Interesting talk comparing methods - GTC S4385: Order Independent Transparency in OpenGL by Christoph Kubisch, NVIDIA

Given that OIT for billboards does not solve the order change problem, or the stereo flat card problem, I eventually lost interest and never bothered to try lots of stuff. Here are some ideas to extend the performance of the k-buffer approach with a fixed number of bins per pixel and atomic counter to decide which bin in the k-buffer to write to.

Packing of {color, alpha, depth} into 64-bits could be done with {24-bit logarithmic depth, 8-bit alpha, and 32-bit RGBD} which provides both optimal depth distribution and HDR color.

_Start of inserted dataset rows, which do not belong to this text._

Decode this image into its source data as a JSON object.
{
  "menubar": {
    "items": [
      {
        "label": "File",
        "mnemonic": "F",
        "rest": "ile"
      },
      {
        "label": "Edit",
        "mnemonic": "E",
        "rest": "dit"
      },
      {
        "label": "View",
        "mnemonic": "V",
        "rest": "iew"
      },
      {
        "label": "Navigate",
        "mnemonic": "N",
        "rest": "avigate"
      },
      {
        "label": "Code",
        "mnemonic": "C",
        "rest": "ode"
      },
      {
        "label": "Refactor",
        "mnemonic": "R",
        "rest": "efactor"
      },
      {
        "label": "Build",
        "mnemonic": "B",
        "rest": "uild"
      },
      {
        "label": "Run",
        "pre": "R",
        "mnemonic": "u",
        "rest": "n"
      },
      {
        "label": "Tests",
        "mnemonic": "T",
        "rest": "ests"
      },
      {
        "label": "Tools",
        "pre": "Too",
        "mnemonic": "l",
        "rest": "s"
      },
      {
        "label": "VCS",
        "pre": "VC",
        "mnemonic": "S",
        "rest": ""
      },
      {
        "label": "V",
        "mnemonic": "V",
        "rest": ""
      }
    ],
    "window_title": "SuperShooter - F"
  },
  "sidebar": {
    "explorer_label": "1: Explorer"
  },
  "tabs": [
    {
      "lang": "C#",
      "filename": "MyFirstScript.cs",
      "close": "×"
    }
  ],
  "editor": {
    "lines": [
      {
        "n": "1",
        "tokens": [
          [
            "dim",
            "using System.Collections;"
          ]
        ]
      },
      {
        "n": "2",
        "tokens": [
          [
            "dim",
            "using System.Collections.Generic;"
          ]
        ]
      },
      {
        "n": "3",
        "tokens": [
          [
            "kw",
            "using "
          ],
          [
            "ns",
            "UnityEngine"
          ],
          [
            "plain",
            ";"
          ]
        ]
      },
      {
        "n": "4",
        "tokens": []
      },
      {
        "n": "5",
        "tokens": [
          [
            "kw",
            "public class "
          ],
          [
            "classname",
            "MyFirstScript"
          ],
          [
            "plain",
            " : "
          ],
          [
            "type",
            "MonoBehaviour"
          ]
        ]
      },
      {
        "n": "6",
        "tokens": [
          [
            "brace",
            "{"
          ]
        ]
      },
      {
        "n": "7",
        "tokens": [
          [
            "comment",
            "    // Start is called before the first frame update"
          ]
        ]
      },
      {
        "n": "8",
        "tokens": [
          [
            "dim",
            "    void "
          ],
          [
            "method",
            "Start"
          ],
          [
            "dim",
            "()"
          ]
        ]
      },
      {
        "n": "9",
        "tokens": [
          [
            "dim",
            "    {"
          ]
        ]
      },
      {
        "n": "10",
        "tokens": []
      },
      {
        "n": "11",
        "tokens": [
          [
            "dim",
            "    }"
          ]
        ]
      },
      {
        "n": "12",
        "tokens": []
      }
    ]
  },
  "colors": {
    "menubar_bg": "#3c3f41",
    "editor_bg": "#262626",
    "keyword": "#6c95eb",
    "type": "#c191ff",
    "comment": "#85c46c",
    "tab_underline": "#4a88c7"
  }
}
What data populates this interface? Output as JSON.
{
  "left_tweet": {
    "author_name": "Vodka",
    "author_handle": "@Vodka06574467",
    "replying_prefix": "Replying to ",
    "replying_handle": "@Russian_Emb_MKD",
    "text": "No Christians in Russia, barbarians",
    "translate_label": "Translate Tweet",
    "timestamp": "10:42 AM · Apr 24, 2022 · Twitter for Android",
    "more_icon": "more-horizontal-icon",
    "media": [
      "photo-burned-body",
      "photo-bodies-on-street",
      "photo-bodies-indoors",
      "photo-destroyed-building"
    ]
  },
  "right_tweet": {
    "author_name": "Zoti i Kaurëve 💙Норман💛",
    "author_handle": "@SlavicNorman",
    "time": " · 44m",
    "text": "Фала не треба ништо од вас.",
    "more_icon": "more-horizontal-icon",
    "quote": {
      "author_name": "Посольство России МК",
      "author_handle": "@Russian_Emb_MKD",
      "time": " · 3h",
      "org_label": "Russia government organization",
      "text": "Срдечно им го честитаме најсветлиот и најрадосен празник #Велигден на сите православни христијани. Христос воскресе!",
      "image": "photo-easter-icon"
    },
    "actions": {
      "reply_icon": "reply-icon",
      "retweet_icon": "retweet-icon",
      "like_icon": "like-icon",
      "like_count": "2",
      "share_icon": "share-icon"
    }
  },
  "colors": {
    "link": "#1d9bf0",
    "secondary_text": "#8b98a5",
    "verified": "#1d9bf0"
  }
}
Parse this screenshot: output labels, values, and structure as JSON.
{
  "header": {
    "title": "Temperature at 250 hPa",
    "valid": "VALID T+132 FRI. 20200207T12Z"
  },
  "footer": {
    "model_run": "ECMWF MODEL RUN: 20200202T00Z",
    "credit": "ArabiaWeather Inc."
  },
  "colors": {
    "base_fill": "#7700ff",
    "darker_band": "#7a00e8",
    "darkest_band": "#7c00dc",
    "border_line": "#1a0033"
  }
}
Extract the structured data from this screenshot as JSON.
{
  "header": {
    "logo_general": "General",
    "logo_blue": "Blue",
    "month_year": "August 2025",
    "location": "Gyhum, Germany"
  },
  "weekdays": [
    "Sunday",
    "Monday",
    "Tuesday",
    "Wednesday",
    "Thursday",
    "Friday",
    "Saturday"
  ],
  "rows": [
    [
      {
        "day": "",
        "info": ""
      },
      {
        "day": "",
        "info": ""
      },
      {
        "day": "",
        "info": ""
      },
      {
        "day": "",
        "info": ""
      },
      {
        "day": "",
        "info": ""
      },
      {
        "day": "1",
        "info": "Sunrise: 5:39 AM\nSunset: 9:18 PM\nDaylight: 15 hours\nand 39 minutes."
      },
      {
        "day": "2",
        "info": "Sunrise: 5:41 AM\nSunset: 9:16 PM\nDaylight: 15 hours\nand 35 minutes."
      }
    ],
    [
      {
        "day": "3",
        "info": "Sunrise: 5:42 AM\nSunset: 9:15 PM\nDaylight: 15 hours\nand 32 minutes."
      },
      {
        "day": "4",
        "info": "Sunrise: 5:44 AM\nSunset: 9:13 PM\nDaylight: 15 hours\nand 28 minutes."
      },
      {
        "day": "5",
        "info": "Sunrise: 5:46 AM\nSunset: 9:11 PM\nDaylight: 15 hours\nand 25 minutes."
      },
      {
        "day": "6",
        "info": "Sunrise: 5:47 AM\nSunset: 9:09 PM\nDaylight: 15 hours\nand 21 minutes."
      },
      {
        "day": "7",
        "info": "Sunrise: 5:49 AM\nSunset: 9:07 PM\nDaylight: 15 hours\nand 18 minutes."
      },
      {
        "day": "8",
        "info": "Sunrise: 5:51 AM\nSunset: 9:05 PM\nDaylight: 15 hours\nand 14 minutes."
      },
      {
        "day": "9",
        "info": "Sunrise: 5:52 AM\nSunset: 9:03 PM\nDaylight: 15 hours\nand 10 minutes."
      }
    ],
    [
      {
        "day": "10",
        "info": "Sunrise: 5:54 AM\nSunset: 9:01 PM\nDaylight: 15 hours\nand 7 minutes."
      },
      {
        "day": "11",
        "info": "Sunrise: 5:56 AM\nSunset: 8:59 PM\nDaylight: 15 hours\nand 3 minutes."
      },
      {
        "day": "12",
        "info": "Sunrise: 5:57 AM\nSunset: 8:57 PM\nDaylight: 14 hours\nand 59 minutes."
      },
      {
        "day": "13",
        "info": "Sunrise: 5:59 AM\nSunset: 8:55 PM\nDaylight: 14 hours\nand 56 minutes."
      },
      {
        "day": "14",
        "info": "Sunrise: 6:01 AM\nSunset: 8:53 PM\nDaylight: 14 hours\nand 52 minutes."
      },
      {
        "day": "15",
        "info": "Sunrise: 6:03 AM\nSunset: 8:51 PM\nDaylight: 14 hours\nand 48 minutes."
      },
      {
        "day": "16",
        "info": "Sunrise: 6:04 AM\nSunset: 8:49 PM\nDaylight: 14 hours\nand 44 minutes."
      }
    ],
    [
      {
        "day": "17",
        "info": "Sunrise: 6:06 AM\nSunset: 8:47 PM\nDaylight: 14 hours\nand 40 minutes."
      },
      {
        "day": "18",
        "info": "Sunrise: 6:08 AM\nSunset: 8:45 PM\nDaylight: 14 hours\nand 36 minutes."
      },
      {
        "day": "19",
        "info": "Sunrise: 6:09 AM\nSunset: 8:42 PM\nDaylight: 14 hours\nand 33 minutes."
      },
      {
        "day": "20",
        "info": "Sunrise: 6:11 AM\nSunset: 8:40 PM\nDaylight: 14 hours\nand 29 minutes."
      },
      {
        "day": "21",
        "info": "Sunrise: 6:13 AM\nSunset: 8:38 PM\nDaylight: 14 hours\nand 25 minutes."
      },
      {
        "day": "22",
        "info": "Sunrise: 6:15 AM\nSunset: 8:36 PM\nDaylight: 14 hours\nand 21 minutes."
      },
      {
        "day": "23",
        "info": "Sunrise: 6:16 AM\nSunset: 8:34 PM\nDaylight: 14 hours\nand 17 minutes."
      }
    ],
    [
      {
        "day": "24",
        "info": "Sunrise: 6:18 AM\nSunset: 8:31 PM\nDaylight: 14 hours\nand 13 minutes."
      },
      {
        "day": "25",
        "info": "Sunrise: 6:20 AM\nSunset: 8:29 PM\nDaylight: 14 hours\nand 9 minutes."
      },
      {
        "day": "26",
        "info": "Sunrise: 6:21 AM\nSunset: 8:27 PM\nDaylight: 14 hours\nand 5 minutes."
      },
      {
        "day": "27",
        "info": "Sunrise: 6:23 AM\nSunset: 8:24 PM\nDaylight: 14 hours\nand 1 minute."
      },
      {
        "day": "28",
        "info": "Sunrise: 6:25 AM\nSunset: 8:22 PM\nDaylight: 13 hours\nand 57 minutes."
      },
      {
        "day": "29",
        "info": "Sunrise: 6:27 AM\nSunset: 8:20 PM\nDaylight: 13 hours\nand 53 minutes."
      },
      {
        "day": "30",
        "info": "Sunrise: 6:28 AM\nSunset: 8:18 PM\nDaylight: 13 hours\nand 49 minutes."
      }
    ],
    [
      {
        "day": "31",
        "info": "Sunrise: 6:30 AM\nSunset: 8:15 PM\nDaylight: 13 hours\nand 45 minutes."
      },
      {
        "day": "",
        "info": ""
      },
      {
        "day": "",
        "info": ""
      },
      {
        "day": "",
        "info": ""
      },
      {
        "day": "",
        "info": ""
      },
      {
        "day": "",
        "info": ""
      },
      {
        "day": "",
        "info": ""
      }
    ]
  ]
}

Thanks to the awesome NV_shader_thread_group extension by NVIDIA, one can now bin by 2x2 quads instead of pixels to reduce the atomic load. Use gl_ThreadInWarpNV to find which quad you are in (divide by 4). Then use ballotThreadNV() to find the first active thread per quad. Then only the first active thread per quad does the atomic +1 (to find the bin in the K-buffer to write into). Finally use quadSwizzle*NV()s to communicate the atomic return value (the bin) to all threads in the 2x2 quad.

With a rough object z-sort before OIT one could extend the effective k-buffer per-pixel array size using dithering and the 2x2 quad approach. Given pixels ABCD in a 2x2 quad for example an 8-deep k-buffer could be extended to: 4 full quads ABCD, then half quads {1 AD, 1 BC}, {1 AD, 1 BC}, then one quarter quads in {1 A, 1 D, 1 B, 1 C}, {1 A, 1 D, 1 B, 1 C}. Which is an effective 16 bins with lower resolution as the bins fill up. The reconstruction filter would need to restore the full resolution image. Some improvement could be made by adjusting the dithering pattern so that the quarter quad patters change per quad and change temporally (use a temporal feedback post filter to help remove the noise).